Tuition was 50 cents per week. This was the first of many
opportunities he took in instructing young people in the arts.
Pappe visited Mexico City in 1934, and began to work as a cook and tour
guide to earn money for rent on a studio where he could paint. He
met Bernice Goodspeed, his future wife, an anthropologist and tour
guide specializing in sites of antiquity. She became a designer
of silver jewelry and authored books on Mexican folklore, illustrated
by Pappe, then her husband. They opened a gallery in the still
quaint silver mining town of Taxco, southwest of Mexico City.
Acquainted with many interesting and influential people during his four
years in Mexico City, Pappe heard lectures on art given by Diego Rivera
and shared the same Swedish doctor with his friend Frida Kahlo,
Rivera's wife. He was a great admirer and friend of the sculpture
Isamu Noguchi. He also worked to become an apprentice to muralist
Jose Orozco, visiting his studio often. As a personal tour guide
to Amelia Earhart upon her arrival via solo flight, he took her to the
studio of Diego Rivera as well as the Pyramids of the Sun and Moon
outside of Mexico City. Pappe' friendship with Carlos Merida,
Juan O'Gorman and Ruffino Tamayo brought them to Taxco in an effort to
escape the politics and distractions in the Capital.
Carl Pappe outlived all of his contemporaries, a reality he attributed
to his avoidance of the tempting and often addicting evils of smoking,
drinking and fast living.
He left such distractions and settled in Taxco, Mexico's silver mining
capital in the Sierra Madre Mountains. There he was able to focus
entirely on art and all that delighted him, inspired by the love and
beauty that is Mexico. He could not live anywhere else, he said
of colonial Taxco. "That was the magnet that attracted me here, in the
heart. Painting and sculpting is my blood; that is what I was
trained for.
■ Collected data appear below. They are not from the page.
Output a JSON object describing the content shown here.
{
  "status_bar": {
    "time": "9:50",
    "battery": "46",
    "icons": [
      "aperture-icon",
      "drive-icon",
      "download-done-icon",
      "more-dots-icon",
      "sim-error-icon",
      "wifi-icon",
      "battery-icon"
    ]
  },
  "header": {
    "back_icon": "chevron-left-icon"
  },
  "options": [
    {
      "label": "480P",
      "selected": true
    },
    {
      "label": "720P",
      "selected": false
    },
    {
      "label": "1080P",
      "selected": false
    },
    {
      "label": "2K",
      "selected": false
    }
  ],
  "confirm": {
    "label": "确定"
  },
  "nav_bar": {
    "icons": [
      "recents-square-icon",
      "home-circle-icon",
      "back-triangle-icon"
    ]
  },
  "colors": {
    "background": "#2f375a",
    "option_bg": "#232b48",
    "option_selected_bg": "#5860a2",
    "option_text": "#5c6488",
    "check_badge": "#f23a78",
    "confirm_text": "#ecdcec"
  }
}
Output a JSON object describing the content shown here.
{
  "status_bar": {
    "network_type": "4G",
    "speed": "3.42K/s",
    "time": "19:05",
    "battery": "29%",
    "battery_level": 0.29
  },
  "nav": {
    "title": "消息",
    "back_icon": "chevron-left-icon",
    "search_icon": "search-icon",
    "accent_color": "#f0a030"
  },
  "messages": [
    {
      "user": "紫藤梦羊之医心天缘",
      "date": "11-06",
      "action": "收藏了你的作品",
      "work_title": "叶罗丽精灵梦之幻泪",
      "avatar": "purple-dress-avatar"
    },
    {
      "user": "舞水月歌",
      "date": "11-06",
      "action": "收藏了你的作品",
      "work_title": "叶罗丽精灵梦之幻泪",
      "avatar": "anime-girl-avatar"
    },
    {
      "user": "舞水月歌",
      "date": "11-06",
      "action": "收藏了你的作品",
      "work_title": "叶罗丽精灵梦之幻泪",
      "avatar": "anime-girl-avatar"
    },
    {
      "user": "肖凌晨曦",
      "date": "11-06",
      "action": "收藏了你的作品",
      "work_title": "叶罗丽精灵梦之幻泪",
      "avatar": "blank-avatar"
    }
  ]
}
Now with all my years what am I going to do?
There is nothing else but to continue until the end".
According to Abraham Davidson's essay,
CARL PAPPE: The Late Works (1995), "Pappe had not seen an
ARTnews
since about 1945, had never watched television and heard radio for the
last time when listening to an Amos 'n Andy program." Davidson
further explains the abstract works as having "a controlled delicacy
and sureness of draftsmanship, which compel our close attention and
admiration. His pieces do not comprise a composition of diverse
parts or contain a focus." Another series inspired by Paul Klee's
Magic Squares of 1922-1930 are like going up or down scales of
music and according to Pappe they are put together so they "work as a
whole on all sides, forget the individual squares and feel what the
whole thing says to you".
Pappe's use of the vignette can be seen in works dating from 1980
through 1990. The strong lines outlining the works usually
contain washes used to illuminate the line drawing such that without
using perspective Pappe has caused dimensionality. Abstract works
crossover from early cubist toward Nahuatl glyphs. Much
reflection is seen in the contemporary Mexicana design; however, more
mysterious are the 'Anthropos' which seem to have come directly from
ancient shamanistic dreaming. Inherent in the human species, the animal
concepts are depicted in an anthropomorphic style. Pappe has
visited these images in a somewhat three dimensional outline of
prehistoric design which resemble artifacts of animals, living beings
or entities. His abstract line drawings resemble western
continental petroglyphs; webbing and connections could serve as spirit
catchers or preform the use of virtual universe.
Carl Pappe was a fellow of the Pennsylvania Academy of the Fine Arts
where his work has been shown. Several of his woodcut prints of
Taxco street scenes are among the collections at the Library of
Congress. An exhibit of his abstract pastels was held in 1994 by
the Government of Guerrero as a commemorative to his fifty five years
as an artist in Taxco. In 1995 over eighty of his abstracts were
shown at the Woodmere Art Museum in Philadelphia.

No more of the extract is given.